Das Interesse an der Bildungspolitik von Dr. Eisenmann ist groß – das zeigte der bis auf den letzten Platz gefüllte Saal bei der Abendveranstaltung. Unter den Gästen waren neben Bürgermeister Thilo Schreiber, der Schulamtsleiterin Angela Huber, den Lehrkräften und Elternvertretern auch viele Vertreter der Musikvereine und Kirchen. In ihrem Grußwort betonte Sabine Kurtz vor den über 100 Interessierten deren wertvolle Arbeit in der außerschulischen Jugendbildung. Sie ging auch auf die Bedeutung von mehr Verbindlichkeit und Verlässlichkeit in den Schulen, aber auch in den dahinterliegenden Strukturen ein. Passend dazu verdeutlichte Dr. Eisenmann in ihrem Vortrag zum Thema „Gute Bildung – Beste Aussichten“ insbesondere die Maßnahmen im Rahmen ihres Qualitätskonzepts, welches neue Ansätze in der Schulentwicklung, der Unterrichtsqualität und in der Lehreraus- und -fortbildung verfolgt. Außerdem solle ein strategisches Bildungsmonitoring eingeführt werden. Etliche Maßnahmen wurden bereits umgesetzt. So wurde u.a. die umstrittene Methode Schreiben nach Gehör wieder abgeschafft und die gymnasiale Oberstufe wird reformiert.

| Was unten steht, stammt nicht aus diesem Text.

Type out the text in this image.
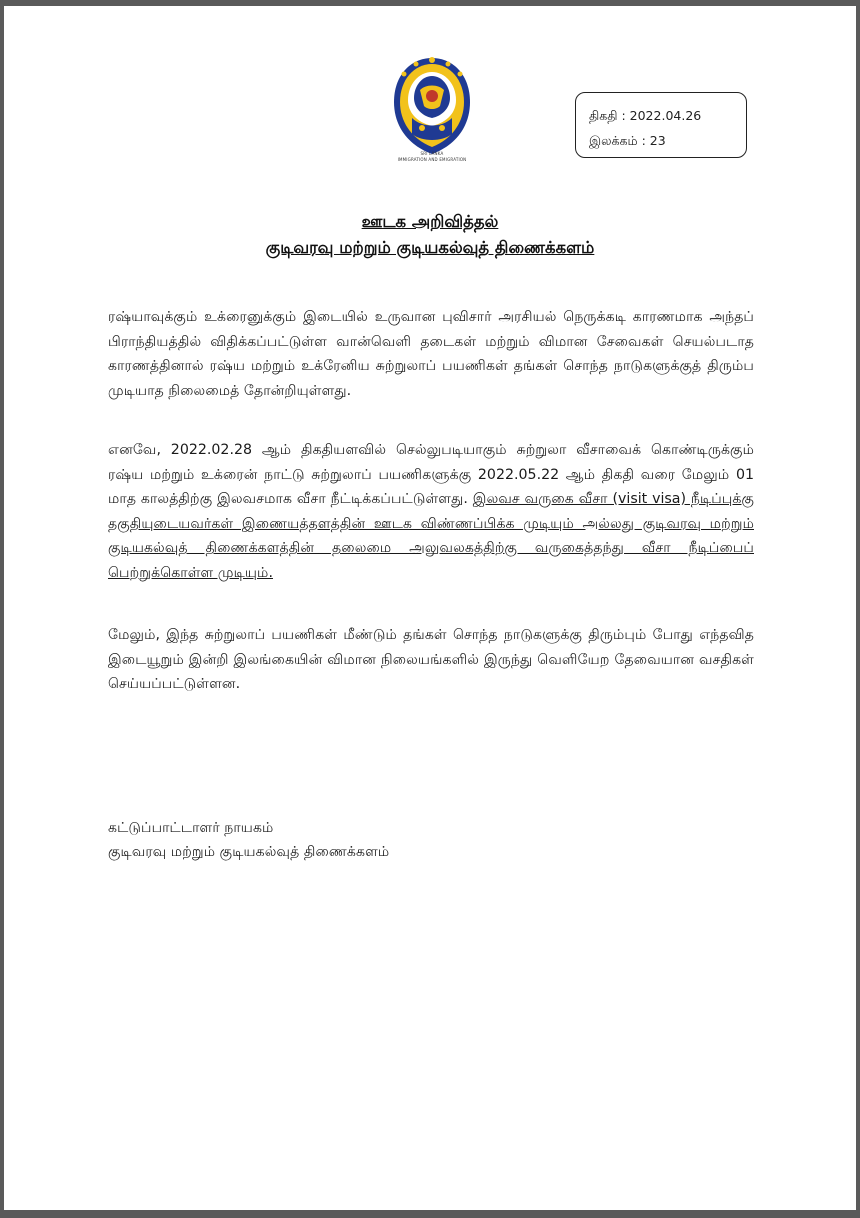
SRI LANKA
IMMIGRATION AND EMIGRATION
திகதி : 2022.04.26
இலக்கம் : 23
ஊடக அறிவித்தல்
குடிவரவு மற்றும் குடியகல்வுத் திணைக்களம்
ரஷ்யாவுக்கும் உக்ரைனுக்கும் இடையில் உருவான புவிசார் அரசியல் நெருக்கடி காரணமாக அந்தப் பிராந்தியத்தில் விதிக்கப்பட்டுள்ள வான்வெளி தடைகள் மற்றும் விமான சேவைகள் செயல்படாத காரணத்தினால் ரஷ்ய மற்றும் உக்ரேனிய சுற்றுலாப் பயணிகள் தங்கள் சொந்த நாடுகளுக்குத் திரும்ப முடியாத நிலைமைத் தோன்றியுள்ளது.
எனவே, 2022.02.28 ஆம் திகதியளவில் செல்லுபடியாகும் சுற்றுலா வீசாவைக் கொண்டிருக்கும் ரஷ்ய மற்றும் உக்ரைன் நாட்டு சுற்றுலாப் பயணிகளுக்கு 2022.05.22 ஆம் திகதி வரை மேலும் 01 மாத காலத்திற்கு இலவசமாக வீசா நீட்டிக்கப்பட்டுள்ளது. இலவச வருகை வீசா (visit visa) நீடிப்புக்கு தகுதியுடையவர்கள் இணையத்தளத்தின் ஊடக விண்ணப்பிக்க முடியும் அல்லது குடிவரவு மற்றும் குடியகல்வுத் திணைக்களத்தின் தலைமை அலுவலகத்திற்கு வருகைத்தந்து வீசா நீடிப்பைப் பெற்றுக்கொள்ள முடியும்.
மேலும், இந்த சுற்றுலாப் பயணிகள் மீண்டும் தங்கள் சொந்த நாடுகளுக்கு திரும்பும் போது எந்தவித இடையூறும் இன்றி இலங்கையின் விமான நிலையங்களில் இருந்து வெளியேற தேவையான வசதிகள் செய்யப்பட்டுள்ளன.
கட்டுப்பாட்டாளர் நாயகம்
குடிவரவு மற்றும் குடியகல்வுத் திணைக்களம்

Im Bereich der Digitalisierung an Schulen sieht die Ministerin für Baden-Württemberg großen Nachholbedarf. Es gelte jetzt, aus den Fehlern anderer zu lernen und gute Erfahrungen zu übernehmen. Mit dem Ausbau des Informatikunterrichts an den weiterführenden Schulen und der Ausweitung der Tablet-Klassen sei man bereits auf einem guten Weg. Sie appellierte aber auch an die Erziehungspartnerschaft zwischen den Eltern und den Schulen, die bei der Medienerziehung gemeinsam in der Verantwortung stünden. Im Anschluss an den Vortrag konnten die Gäste mit Dr. Eisenmann über ihre Fragen diskutieren – eine Gelegenheit, die von den Besuchern nur zu gerne genutzt wurde.